Similar research into adhesion technology has taken its cue from the gravity-defying gecko, but the Cornell team looked elsewhere--to a beetle native to Florida that can stick to a leaf's surface, through wet adhesion, with a force 100 times its own weight.
Observing the beetle's bonding method, which involves applying surface tension across many micron-size droplets, Cornell researchers Paul Steen and Michael Vogel posited that a similar principle could be applied to create load-bearing Post-it-like notes and shoes or gloves for people seeking Spidey-like traction.
The scientists detail their findings in this week's Proceedings of the National Academy of Sciences. Their research was funded by the Defense Advanced Research Projects Agency and the National Science Foundation.
To get a sense of how the device works, think of the way two wet glass slides stick together. Steen and Vogel's silicon wafer device works in much the same way (watch a video demonstration of it here). A flat metal plate with micron-size holes sits atop a plate holding a liquid reservoir. In between is another porous layer. An everyday 9-volt battery pumps tiny droplets of water through to the top layer and the surface tension of the exposed drops makes the device grip another surface.
But what happens when you want to come down from your wall perch?
The leaf beetle, in addition to its amazing strength, can switch off its bonding contact points, and the "Switchable Electronically Controlled Capillary Adhesion Device" out of Cornell can be turned on and off as well.
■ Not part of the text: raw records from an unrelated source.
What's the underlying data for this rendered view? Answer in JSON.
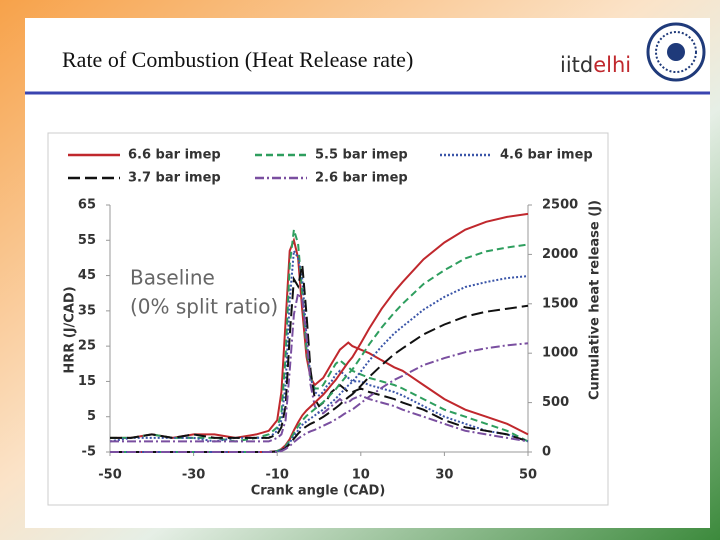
{
  "slide": {
    "title": "Rate of Combustion (Heat Release rate)",
    "logo": [
      "iitd",
      "elhi"
    ]
  },
  "chart_data": {
    "type": "line",
    "x_label": "Crank angle (CAD)",
    "y_label": "HRR (J/CAD)",
    "y2_label": "Cumulative heat release (J)",
    "annotations": [
      "Baseline",
      "(0% split ratio)"
    ],
    "x": [
      -50,
      -45,
      -40,
      -35,
      -30,
      -25,
      -20,
      -15,
      -12,
      -10,
      -9,
      -8,
      -7,
      -6,
      -5,
      -4,
      -3,
      -2,
      -1,
      0,
      1,
      2,
      3,
      4,
      5,
      6,
      7,
      8,
      10,
      12,
      15,
      18,
      20,
      25,
      30,
      35,
      40,
      45,
      50
    ],
    "xlim": [
      -50,
      50
    ],
    "xticks": [
      -50,
      -30,
      -10,
      10,
      30,
      50
    ],
    "ylim": [
      -5,
      65
    ],
    "yticks": [
      -5,
      5,
      15,
      25,
      35,
      45,
      55,
      65
    ],
    "y2lim": [
      0,
      2500
    ],
    "y2ticks": [
      0,
      500,
      1000,
      1500,
      2000,
      2500
    ],
    "series": [
      {
        "name": "6.6 bar imep",
        "color": "#c0282d",
        "style": "solid",
        "values": [
          -1,
          -1,
          0,
          -1,
          0,
          0,
          -1,
          0,
          1,
          4,
          12,
          32,
          52,
          55,
          50,
          35,
          22,
          16,
          14,
          15,
          16,
          18,
          20,
          22,
          24,
          25,
          26,
          25,
          24,
          23,
          21,
          19,
          18,
          14,
          10,
          7,
          5,
          3,
          0
        ]
      },
      {
        "name": "5.5 bar imep",
        "color": "#2e9e5e",
        "style": "dashed",
        "values": [
          -1,
          -1,
          0,
          -1,
          -1,
          -1,
          -2,
          -1,
          0,
          2,
          6,
          22,
          48,
          58,
          54,
          40,
          24,
          16,
          13,
          13,
          14,
          16,
          18,
          20,
          21,
          20,
          19,
          18,
          17,
          16,
          15,
          14,
          13,
          10,
          7,
          5,
          3,
          1,
          -2
        ]
      },
      {
        "name": "4.6 bar imep",
        "color": "#3a55a8",
        "style": "dotted",
        "values": [
          -2,
          -1,
          -1,
          -1,
          -1,
          -2,
          -1,
          -1,
          -1,
          1,
          4,
          14,
          38,
          52,
          50,
          44,
          28,
          16,
          12,
          11,
          12,
          14,
          15,
          17,
          18,
          17,
          16,
          15,
          15,
          14,
          13,
          12,
          11,
          8,
          5,
          3,
          1,
          0,
          -2
        ]
      },
      {
        "name": "3.7 bar imep",
        "color": "#111111",
        "style": "long-dashed",
        "values": [
          -1,
          -1,
          0,
          -1,
          0,
          -1,
          -1,
          -1,
          -1,
          0,
          2,
          8,
          28,
          44,
          42,
          48,
          34,
          18,
          10,
          8,
          9,
          10,
          12,
          13,
          14,
          13,
          12,
          12,
          13,
          12,
          11,
          10,
          9,
          7,
          4,
          2,
          1,
          0,
          -2
        ]
      },
      {
        "name": "2.6 bar imep",
        "color": "#7a4fa0",
        "style": "dash-dot",
        "values": [
          -2,
          -2,
          -2,
          -2,
          -2,
          -2,
          -2,
          -2,
          -2,
          -1,
          0,
          4,
          18,
          34,
          40,
          38,
          28,
          14,
          8,
          6,
          6,
          7,
          8,
          9,
          10,
          9,
          9,
          10,
          11,
          10,
          9,
          8,
          7,
          5,
          3,
          1,
          0,
          -1,
          -2
        ]
      },
      {
        "color": "#c0282d",
        "style": "solid",
        "axis": "y2",
        "values": [
          0,
          0,
          0,
          0,
          0,
          0,
          0,
          0,
          0,
          10,
          30,
          70,
          130,
          220,
          300,
          370,
          420,
          460,
          500,
          540,
          580,
          630,
          680,
          730,
          790,
          850,
          910,
          960,
          1100,
          1250,
          1450,
          1620,
          1720,
          1950,
          2120,
          2250,
          2330,
          2380,
          2410
        ]
      },
      {
        "color": "#2e9e5e",
        "style": "dashed",
        "axis": "y2",
        "values": [
          0,
          0,
          0,
          0,
          0,
          0,
          0,
          0,
          0,
          10,
          25,
          60,
          115,
          190,
          260,
          320,
          365,
          400,
          435,
          470,
          505,
          550,
          590,
          635,
          690,
          740,
          790,
          835,
          960,
          1090,
          1260,
          1410,
          1500,
          1700,
          1840,
          1960,
          2030,
          2070,
          2100
        ]
      },
      {
        "color": "#3a55a8",
        "style": "dotted",
        "axis": "y2",
        "values": [
          0,
          0,
          0,
          0,
          0,
          0,
          0,
          0,
          0,
          5,
          20,
          50,
          95,
          160,
          220,
          275,
          310,
          340,
          370,
          400,
          430,
          465,
          500,
          540,
          585,
          630,
          675,
          710,
          815,
          925,
          1070,
          1200,
          1270,
          1440,
          1570,
          1670,
          1720,
          1760,
          1780
        ]
      },
      {
        "color": "#111111",
        "style": "long-dashed",
        "axis": "y2",
        "values": [
          0,
          0,
          0,
          0,
          0,
          0,
          0,
          0,
          0,
          5,
          15,
          40,
          80,
          135,
          185,
          230,
          260,
          285,
          305,
          330,
          355,
          385,
          415,
          445,
          480,
          520,
          555,
          585,
          670,
          760,
          880,
          990,
          1050,
          1190,
          1290,
          1370,
          1420,
          1450,
          1480
        ]
      },
      {
        "color": "#7a4fa0",
        "style": "dash-dot",
        "axis": "y2",
        "values": [
          0,
          0,
          0,
          0,
          0,
          0,
          0,
          0,
          0,
          0,
          10,
          30,
          60,
          100,
          135,
          165,
          190,
          210,
          225,
          245,
          265,
          285,
          305,
          330,
          355,
          385,
          410,
          430,
          495,
          560,
          650,
          730,
          770,
          880,
          950,
          1010,
          1050,
          1080,
          1100
        ]
      }
    ]
  }
}
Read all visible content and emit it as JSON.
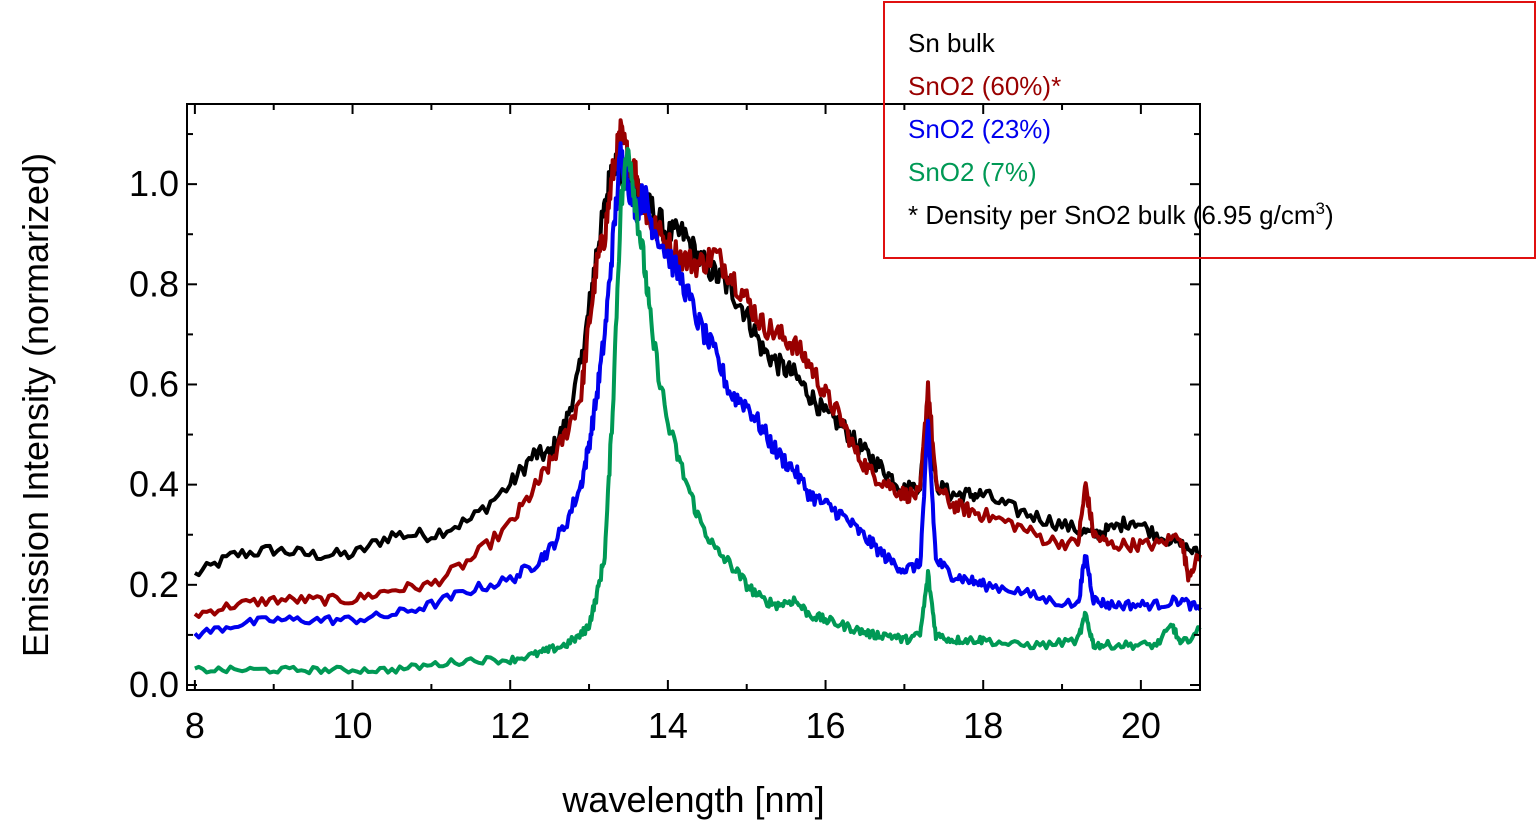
{
  "chart_data": {
    "type": "line",
    "title": "",
    "xlabel": "wavelength [nm]",
    "ylabel": "Emission Intensity (normarized)",
    "xlim": [
      7.9,
      20.75
    ],
    "ylim": [
      -0.01,
      1.16
    ],
    "x_ticks": [
      8,
      10,
      12,
      14,
      16,
      18,
      20
    ],
    "x_tick_labels": [
      "8",
      "10",
      "12",
      "14",
      "16",
      "18",
      "20"
    ],
    "y_ticks": [
      0.0,
      0.2,
      0.4,
      0.6,
      0.8,
      1.0
    ],
    "y_tick_labels": [
      "0.0",
      "0.2",
      "0.4",
      "0.6",
      "0.8",
      "1.0"
    ],
    "grid": false,
    "legend_position": "top-right",
    "legend_entries": [
      {
        "label": "Sn bulk",
        "color": "#000000"
      },
      {
        "label": "SnO2 (60%)*",
        "color": "#990000"
      },
      {
        "label": "SnO2 (23%)",
        "color": "#0000ee"
      },
      {
        "label": "SnO2 (7%)",
        "color": "#009955"
      }
    ],
    "legend_note": "* Density per SnO2 bulk (6.95 g/cm",
    "legend_note_sup": "3",
    "legend_note_close": ")",
    "legend_border_color": "#e01010",
    "series": [
      {
        "name": "Sn bulk",
        "color": "#000000",
        "x": [
          8.0,
          8.5,
          9.0,
          9.5,
          10.0,
          10.5,
          11.0,
          11.5,
          12.0,
          12.3,
          12.5,
          12.7,
          12.9,
          13.0,
          13.1,
          13.2,
          13.3,
          13.4,
          13.5,
          13.6,
          13.7,
          13.8,
          14.0,
          14.2,
          14.4,
          14.6,
          14.8,
          15.0,
          15.2,
          15.4,
          15.6,
          15.8,
          16.0,
          16.2,
          16.4,
          16.6,
          16.8,
          17.0,
          17.2,
          17.3,
          17.4,
          17.6,
          17.8,
          18.0,
          18.4,
          18.8,
          19.2,
          19.4,
          19.6,
          19.9,
          20.2,
          20.5,
          20.75
        ],
        "y": [
          0.22,
          0.26,
          0.27,
          0.26,
          0.26,
          0.3,
          0.3,
          0.33,
          0.4,
          0.46,
          0.46,
          0.52,
          0.64,
          0.75,
          0.87,
          0.95,
          1.05,
          1.03,
          1.0,
          1.0,
          0.96,
          0.95,
          0.9,
          0.9,
          0.85,
          0.82,
          0.79,
          0.74,
          0.67,
          0.64,
          0.62,
          0.58,
          0.54,
          0.52,
          0.48,
          0.45,
          0.42,
          0.39,
          0.4,
          0.55,
          0.4,
          0.38,
          0.38,
          0.38,
          0.35,
          0.33,
          0.31,
          0.3,
          0.31,
          0.33,
          0.3,
          0.28,
          0.26
        ]
      },
      {
        "name": "SnO2 (60%)*",
        "color": "#990000",
        "x": [
          8.0,
          8.5,
          9.0,
          9.5,
          10.0,
          10.5,
          11.0,
          11.5,
          12.0,
          12.3,
          12.5,
          12.7,
          12.9,
          13.0,
          13.1,
          13.2,
          13.3,
          13.4,
          13.5,
          13.6,
          13.7,
          13.8,
          14.0,
          14.2,
          14.4,
          14.6,
          14.8,
          15.0,
          15.2,
          15.4,
          15.6,
          15.8,
          16.0,
          16.2,
          16.4,
          16.6,
          16.8,
          17.0,
          17.2,
          17.3,
          17.4,
          17.6,
          17.8,
          18.0,
          18.4,
          18.8,
          19.2,
          19.3,
          19.4,
          19.6,
          19.9,
          20.2,
          20.5,
          20.6,
          20.75
        ],
        "y": [
          0.14,
          0.16,
          0.17,
          0.17,
          0.17,
          0.19,
          0.2,
          0.25,
          0.32,
          0.39,
          0.44,
          0.5,
          0.58,
          0.72,
          0.84,
          0.9,
          1.02,
          1.1,
          1.05,
          1.02,
          0.95,
          0.92,
          0.88,
          0.85,
          0.84,
          0.86,
          0.82,
          0.77,
          0.72,
          0.7,
          0.68,
          0.64,
          0.58,
          0.53,
          0.46,
          0.42,
          0.4,
          0.38,
          0.38,
          0.6,
          0.4,
          0.36,
          0.35,
          0.34,
          0.32,
          0.29,
          0.28,
          0.4,
          0.3,
          0.28,
          0.28,
          0.28,
          0.3,
          0.22,
          0.26
        ]
      },
      {
        "name": "SnO2 (23%)",
        "color": "#0000ee",
        "x": [
          8.0,
          8.5,
          9.0,
          9.5,
          10.0,
          10.5,
          11.0,
          11.5,
          12.0,
          12.3,
          12.5,
          12.7,
          12.9,
          13.0,
          13.1,
          13.2,
          13.3,
          13.4,
          13.5,
          13.6,
          13.7,
          13.8,
          14.0,
          14.2,
          14.4,
          14.6,
          14.8,
          15.0,
          15.2,
          15.4,
          15.6,
          15.8,
          16.0,
          16.2,
          16.4,
          16.6,
          16.8,
          17.0,
          17.2,
          17.3,
          17.4,
          17.6,
          17.8,
          18.0,
          18.4,
          18.8,
          19.2,
          19.3,
          19.4,
          19.6,
          19.9,
          20.2,
          20.5,
          20.75
        ],
        "y": [
          0.1,
          0.12,
          0.13,
          0.13,
          0.13,
          0.14,
          0.16,
          0.19,
          0.21,
          0.24,
          0.27,
          0.32,
          0.4,
          0.48,
          0.58,
          0.7,
          0.88,
          1.06,
          1.0,
          0.95,
          0.98,
          0.92,
          0.86,
          0.8,
          0.72,
          0.66,
          0.58,
          0.56,
          0.51,
          0.46,
          0.43,
          0.38,
          0.36,
          0.34,
          0.31,
          0.28,
          0.25,
          0.23,
          0.24,
          0.52,
          0.25,
          0.22,
          0.21,
          0.2,
          0.19,
          0.17,
          0.16,
          0.26,
          0.17,
          0.16,
          0.16,
          0.16,
          0.17,
          0.15
        ]
      },
      {
        "name": "SnO2 (7%)",
        "color": "#009955",
        "x": [
          8.0,
          8.5,
          9.0,
          9.5,
          10.0,
          10.5,
          11.0,
          11.5,
          12.0,
          12.3,
          12.5,
          12.7,
          12.9,
          13.0,
          13.1,
          13.2,
          13.3,
          13.4,
          13.5,
          13.6,
          13.7,
          13.8,
          14.0,
          14.2,
          14.4,
          14.6,
          14.8,
          15.0,
          15.2,
          15.4,
          15.6,
          15.8,
          16.0,
          16.2,
          16.4,
          16.6,
          16.8,
          17.0,
          17.2,
          17.3,
          17.4,
          17.6,
          17.8,
          18.0,
          18.4,
          18.8,
          19.2,
          19.3,
          19.4,
          19.6,
          19.9,
          20.2,
          20.4,
          20.5,
          20.75
        ],
        "y": [
          0.03,
          0.03,
          0.03,
          0.03,
          0.03,
          0.03,
          0.04,
          0.05,
          0.05,
          0.06,
          0.07,
          0.08,
          0.1,
          0.12,
          0.18,
          0.26,
          0.55,
          0.95,
          1.08,
          0.95,
          0.84,
          0.7,
          0.52,
          0.42,
          0.33,
          0.27,
          0.24,
          0.2,
          0.17,
          0.16,
          0.17,
          0.14,
          0.13,
          0.12,
          0.11,
          0.1,
          0.1,
          0.09,
          0.1,
          0.22,
          0.1,
          0.09,
          0.09,
          0.09,
          0.08,
          0.08,
          0.09,
          0.14,
          0.08,
          0.08,
          0.08,
          0.08,
          0.12,
          0.08,
          0.11
        ]
      }
    ]
  }
}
To do that, the electric field is reversed, and the water gets pulled back through the tiny holes, breaking the micro-bonds that the droplets create between the device and the other surface.
"In our everyday experience, these forces are relatively weak," said Steen, a professor of chemical and biomolecular engineering. "But if you make a lot of them and can control them, like the beetle does, you can get strong adhesion forces."
The scientists created one prototype with about 1,000 300-micron-size holes that can hold about 30 grams--the weight of more than 70 paper clips. They found, however, that as they downsized the holes and put more of them onto the device, it could support additional weight. A one-square-inch contraption with millions of holes sized at 1 micron each, for example, could hold more than 15 pounds--clearly far from enough to sustain a human climber, but a big wall shimmy in the right direction.